Era também no Laboratório, por ser mais recolhido e haver maior privacidade, que o Sr. Cabrita prestava alguns cuidados de enfermagem aprendidos no Hospital Militar. Aqui eram feitos curativos a ferimentos, que depois de “limpos” e desinfetados com água oxigenada, eram “secos” com aplicações de pomada de óxido de zinco e cosidos com sedas de cavalo ou agrafados com os tradicionais “gatos”. Também aqui eram feitas zaragatoas para rastreio da difteria que eram enviadas para o Instituto Câmara Pestana, administrados injetáveis, lancetados “bechocos” (furúnculos) e até arrancados dentes.

Assim, a Farmácia Popular de Sabóia desempenhava as funções da assistência farmacêutica que, na época, eram a razão da existência da Farmácia Rural: a produção de medicamentos manipulados para medicina humana e veterinária; a dispensa das “especialidades farmacêuticas”; o aconselhamento sobre o uso de qualquer medicamento e sobre medidas de higiene e prevenção da doença; a assistência em situações de emergência, em colaboração com o médico ou com o enfermeiro ou na sua ausência.

A Farmácia Popular era também em Sabóia, como a generalidade das Farmácias Rurais, um centro de tertúlia, uma praça pública, onde se lia o jornal e se discutiam os acontecimentos da terra, do país e do mundo.
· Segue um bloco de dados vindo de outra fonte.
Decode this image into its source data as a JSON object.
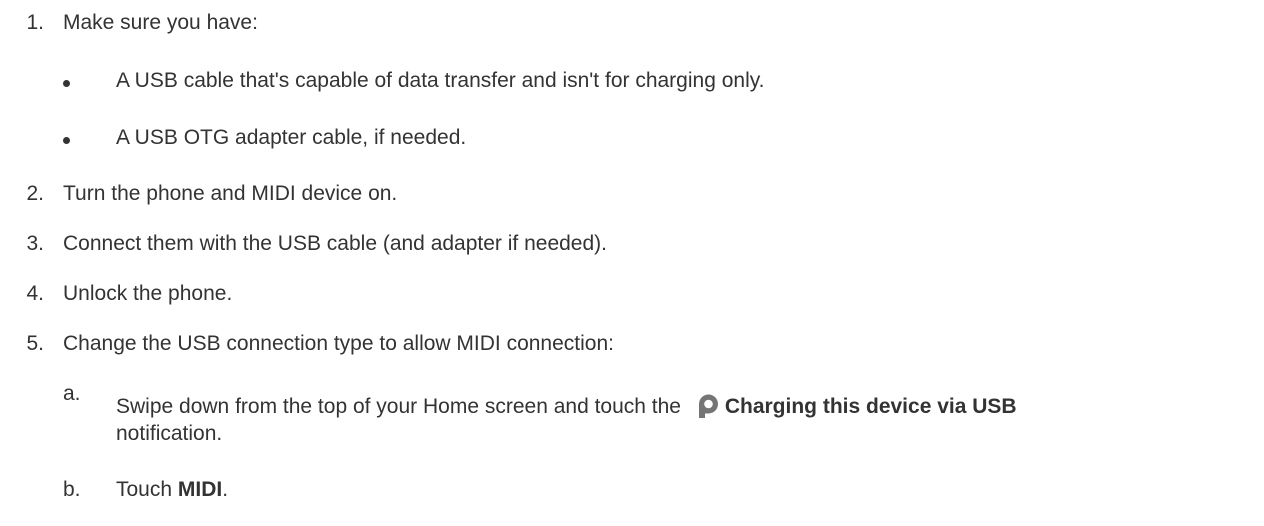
{
  "steps": [
    {
      "num": "1.",
      "text": "Make sure you have:"
    },
    {
      "num": "2.",
      "text": "Turn the phone and MIDI device on."
    },
    {
      "num": "3.",
      "text": "Connect them with the USB cable (and adapter if needed)."
    },
    {
      "num": "4.",
      "text": "Unlock the phone."
    },
    {
      "num": "5.",
      "text": "Change the USB connection type to allow MIDI connection:"
    }
  ],
  "bullets": [
    "A USB cable that's capable of data transfer and isn't for charging only.",
    "A USB OTG adapter cable, if needed."
  ],
  "substeps": {
    "a": {
      "letter": "a.",
      "text_before": "Swipe down from the top of your Home screen and touch the",
      "bold": "Charging this device via USB",
      "text_after": "notification.",
      "icon": "pixel-p-icon"
    },
    "b": {
      "letter": "b.",
      "text_before": "Touch",
      "bold": "MIDI",
      "text_after": "."
    }
  },
  "colors": {
    "text": "#333333",
    "icon": "#757575"
  }
}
A porta da Farmácia estava quase sempre aberta, mesmo à noite e ao domingo. Numa época, hoje difícil de imaginar, sem televisão nem internet, a Farmácia era um dos centros da vida da aldeia.

É o testemunho de uma farmácia do mundo rural de meados do século passado que aqui procuramos deixar, na expetativa de ter cumprido para com o povo de Sabóia o seu dever na prestação da assistência farmacêutica.